Wednesday, October 07, 2009

The Jonathan Dennis Memorial Lecture 2009: Edith Kramer: Film Programming: Where We've Been and Where We're Going (Arguments With Myself)


Edith Kramer

Auditorium della Regione, Pordenone, Le Giornate del Cinema Muto, 7 Oct 2009.
– As a programmer, looking back, I re-live the nightmares.
– Every screening is different. Every audience is different.
– I started as a teacher of art history, then in the 1960s moved into the Bay Area avant-garde distribution.
– I always stood at the back of the cinema in a dark corner near to the telephone.
– It's working when the audience is breathing with the film.
– Programming and presentation: programming as a narrative, with infinite stories. I never run out of stories.
– Respect for the audience.
– Respect for the medium. Concerning photochemical vs. digital: there has always been constant change. We don't talk enough about film stock and lights. Having studied film-making myself I had renewed appreciation about how difficult it is to make a good film.
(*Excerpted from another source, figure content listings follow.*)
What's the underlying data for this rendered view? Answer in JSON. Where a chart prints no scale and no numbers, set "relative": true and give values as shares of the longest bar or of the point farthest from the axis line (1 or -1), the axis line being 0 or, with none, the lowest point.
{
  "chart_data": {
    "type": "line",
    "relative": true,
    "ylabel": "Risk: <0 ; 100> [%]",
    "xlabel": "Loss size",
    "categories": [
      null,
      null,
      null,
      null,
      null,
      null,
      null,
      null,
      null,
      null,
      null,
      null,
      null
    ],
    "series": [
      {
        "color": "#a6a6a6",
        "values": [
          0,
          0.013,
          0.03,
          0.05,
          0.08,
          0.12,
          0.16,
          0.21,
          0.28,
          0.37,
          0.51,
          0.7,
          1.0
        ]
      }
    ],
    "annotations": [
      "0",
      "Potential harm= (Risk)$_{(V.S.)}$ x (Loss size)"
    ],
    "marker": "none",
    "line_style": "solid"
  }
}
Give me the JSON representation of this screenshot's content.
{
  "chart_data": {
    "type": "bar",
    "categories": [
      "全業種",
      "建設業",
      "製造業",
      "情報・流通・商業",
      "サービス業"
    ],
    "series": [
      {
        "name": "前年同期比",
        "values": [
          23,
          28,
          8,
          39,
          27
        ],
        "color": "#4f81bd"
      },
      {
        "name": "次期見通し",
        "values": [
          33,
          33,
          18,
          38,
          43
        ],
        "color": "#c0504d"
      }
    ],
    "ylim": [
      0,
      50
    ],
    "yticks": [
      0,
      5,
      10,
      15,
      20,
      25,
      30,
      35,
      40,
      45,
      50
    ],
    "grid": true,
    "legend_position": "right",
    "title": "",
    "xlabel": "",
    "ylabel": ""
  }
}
How technology can inform the language.
– I'm digitally challenged.
– I belong to a generation with a missionary feel. The mission: understanding cinema as an art form. The fight for the prestige of the cinema in an art museum.
– Facing a corporate mentality, the approach of business administration in the art museum world.
– The meaning of the theatrical experience. The dvd will probably stop. Online downloading is on the rise.
– I feel the difference in digital presentation. My whole physiognomy reacts differently.
– Restoration: the word has been so wonderfully promoted by the film archives. The media took this word, one even talks about "the restored dvd", the language gets corrupted.
– The real total cost of the digital cinema can be overwhelming. It may become more expensive to go to the cinema. The real bargain may be to stay at home.

– The question about an ageing audience and ageing programmers: I don't think we're useless.
– In the 1960s there were lines around the block for Anger, Rocha, Griffith, but I never thought it would last. Now film courses have been more than full over ten years.